They met Seavey in 2015 at the Iditarod while helping with another dog team. “Guiding has helped push me to want that dream even more of running dogs and doing the Iditarod and being a vet to help them more,” Chloe said.
The Beattys have even started a student Veterinary Club on campus, and their hobby has become part of team culture. The word “onby,” which mushers shout to their dogs as they prepare to pass another team, is used to remind the Blue Devils the importance of the team concept.
“What happens when a sled dog team has one dog that is lying down, another biting the ankles of the one in front of them and one running in the opposite direction? Is that sled dog team as efficient and successful as the other teams that choose to work together? Our team of 18 beautiful people led by Chloe and Carlie are choosing to work together in 2023,” gymnastics Coach Becky Beaulieu said.
Hooked on the sport
Beaulieu recruited the sisters from the Classic Gymnastics Club in Minnesota. They have been in gymnastics since age 3 and also played soccer while growing up. The family has four horses, and Carlie has competed in dressage competitions.
Their interest in sled dogs began in second grade when their teacher gave them the book about the sport, “Born to Pull.” Then came a sled dog ride with a musher up north in Ely, Minn., near where their family has a cabin on a lake.
“We loved the ride. We’ve been doing it ever since,” Carlie said.
Ely, near the vast Boundary Waters Canoe Area and Gunflint Trail, is a hot spot for mushing in the Upper Midwest. The sisters take their eager teams on training runs through the wilderness into Canada.
This winter, Chloe has done overnight winter camping and mushing trips by herself and with her parents into the BWCA, crossing frozen lakes and following canoe portage and sled dog routes. “You can mush to places you can’t get to on foot, where other people have never been before,” Carlie said.

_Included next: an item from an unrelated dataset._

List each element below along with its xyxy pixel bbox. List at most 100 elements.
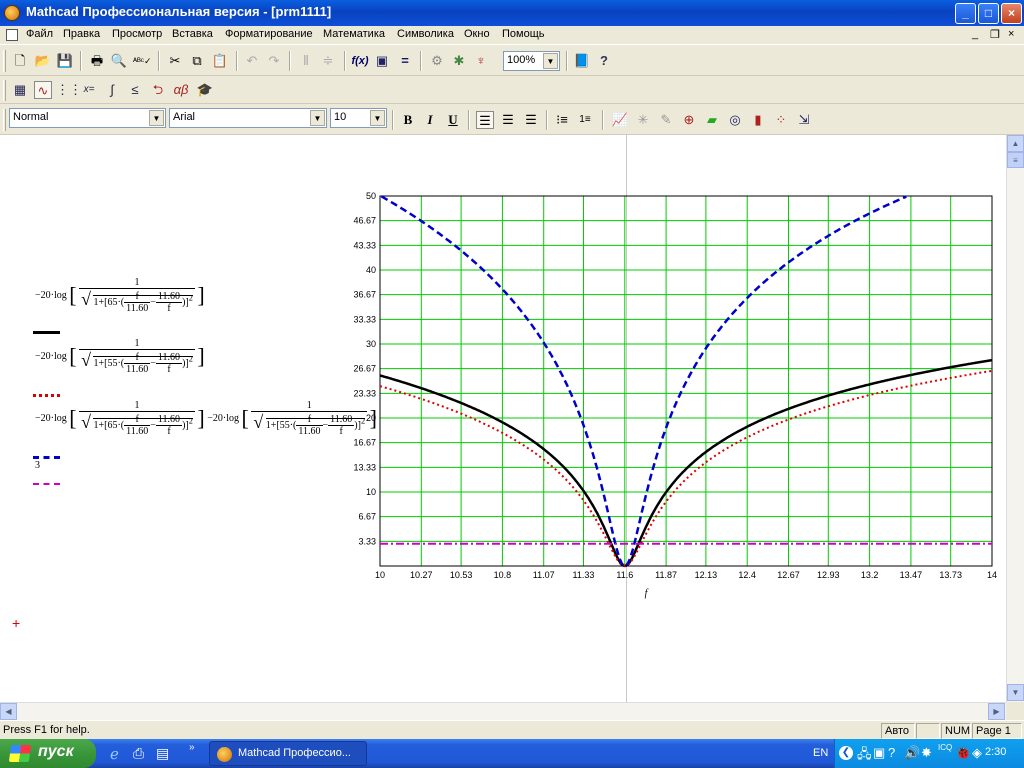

Their dogs are Alaskan huskies, a working dog mix of Siberian husky, pointer, chow and many other breeds. Because of their fitness and high quality diet, they can live to be 18.
“We may be gymnasts, but they’re the true athletes,” Chloe said.
The sisters have become ambassadors as well, speaking at schools and giving rides to help keep the sport alive. “It used to be a form of transportation, and a lot of people don’t know it’s still around, Being a guide, you get to educate people on these amazing dogs and athletes,” Chloe said.